Gold traded on a gloomy note at the opening of the market earlier this week as the price of the yellow metal slipped below the $2,000 mark again.
This was driven by the strengthening shown by the US dollar following the reading of the US NFP employment data report which was published well last Friday.
Thus, the strengthening of the US dollar put a little pressure on gold, which has risen brilliantly in the past week.
The price movement translated on the XAU/USD chart which measures the value of gold against the US dollar saw the downward trend at the end of last week continue again yesterday.
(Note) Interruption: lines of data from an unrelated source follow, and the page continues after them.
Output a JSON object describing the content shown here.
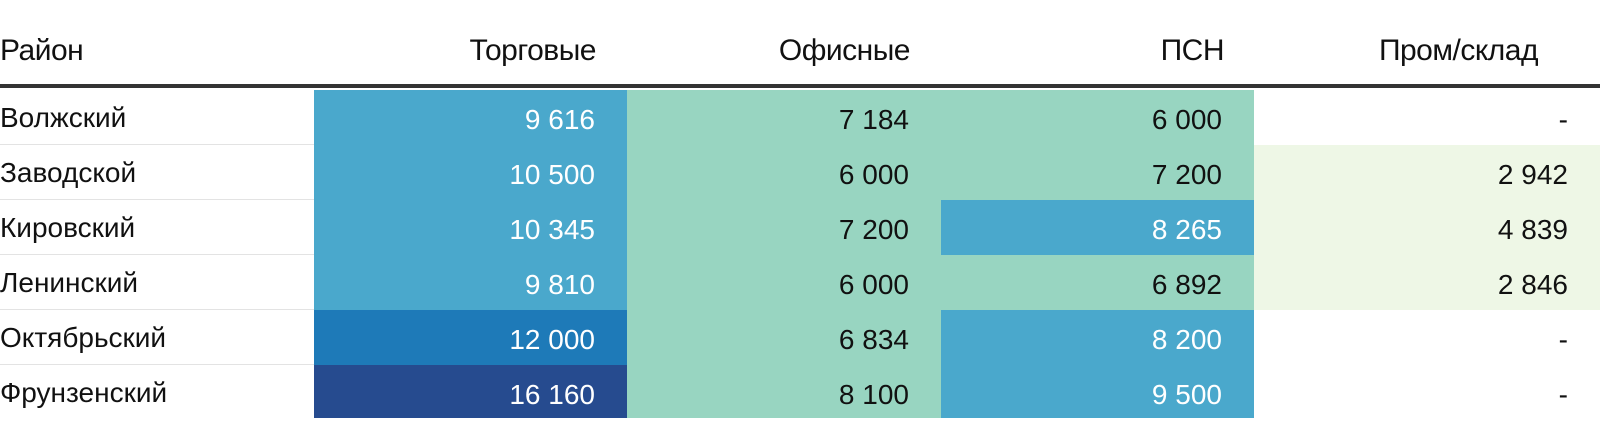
{
  "table": {
    "headers": [
      "Район",
      "Торговые",
      "Офисные",
      "ПСН",
      "Пром/склад"
    ],
    "rows": [
      {
        "district": "Волжский",
        "values": [
          "9 616",
          "7 184",
          "6 000",
          "-"
        ]
      },
      {
        "district": "Заводской",
        "values": [
          "10 500",
          "6 000",
          "7 200",
          "2 942"
        ]
      },
      {
        "district": "Кировский",
        "values": [
          "10 345",
          "7 200",
          "8 265",
          "4 839"
        ]
      },
      {
        "district": "Ленинский",
        "values": [
          "9 810",
          "6 000",
          "6 892",
          "2 846"
        ]
      },
      {
        "district": "Октябрьский",
        "values": [
          "12 000",
          "6 834",
          "8 200",
          "-"
        ]
      },
      {
        "district": "Фрунзенский",
        "values": [
          "16 160",
          "8 100",
          "9 500",
          "-"
        ]
      }
    ],
    "colors": {
      "dark_blue": "#264b8f",
      "mid_blue": "#1e7ab8",
      "light_blue": "#4aa8cc",
      "teal": "#98d5c1",
      "pale_green": "#eef7e6",
      "white": "#ffffff",
      "header_rule": "#333333"
    }
  },
  "chart_data": {
    "type": "table",
    "columns": [
      "Район",
      "Торговые",
      "Офисные",
      "ПСН",
      "Пром/склад"
    ],
    "categories": [
      "Волжский",
      "Заводской",
      "Кировский",
      "Ленинский",
      "Октябрьский",
      "Фрунзенский"
    ],
    "series": [
      {
        "name": "Торговые",
        "values": [
          9616,
          10500,
          10345,
          9810,
          12000,
          16160
        ]
      },
      {
        "name": "Офисные",
        "values": [
          7184,
          6000,
          7200,
          6000,
          6834,
          8100
        ]
      },
      {
        "name": "ПСН",
        "values": [
          6000,
          7200,
          8265,
          6892,
          8200,
          9500
        ]
      },
      {
        "name": "Пром/склад",
        "values": [
          null,
          2942,
          4839,
          2846,
          null,
          null
        ]
      }
    ],
    "cell_colors": [
      [
        "#4aa8cc",
        "#98d5c1",
        "#98d5c1",
        "#ffffff"
      ],
      [
        "#4aa8cc",
        "#98d5c1",
        "#98d5c1",
        "#eef7e6"
      ],
      [
        "#4aa8cc",
        "#98d5c1",
        "#4aa8cc",
        "#eef7e6"
      ],
      [
        "#4aa8cc",
        "#98d5c1",
        "#98d5c1",
        "#eef7e6"
      ],
      [
        "#1e7ab8",
        "#98d5c1",
        "#4aa8cc",
        "#ffffff"
      ],
      [
        "#264b8f",
        "#98d5c1",
        "#4aa8cc",
        "#ffffff"
      ]
    ]
  }
}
Adding to the anxiety of investors, the price of gold began to move down below the 2000.00 level with a bearish signal that the price moved below the barrier level of the Moving Average 50 (MA50) on the 1-hour time frame on the XAU/USD chart.
However, resuming trading today (Tuesday), the price rose again and struggled to cross the 2000.00 level as well as testing the MA50 barrier at the beginning of the European session.
If the excellent price breaks through the following barrier, the expectation is more positive for the price to continue its rise again towards the height reached last week around 2032.00.
If it succeeds in continuing to rise higher, the price will continue to hunt for the latest record high since the March 2022 trade which previously reached the level of 2070.00.
However, on the other hand, if the price of gold plunges again below the 2000.00 level, the bearish pattern will be maintained with the price target reaching the support zone at 1950.00.
Next, the focus level at 1900.00 will be expected to be the next focus if the price of gold continues to plunge to the bottom.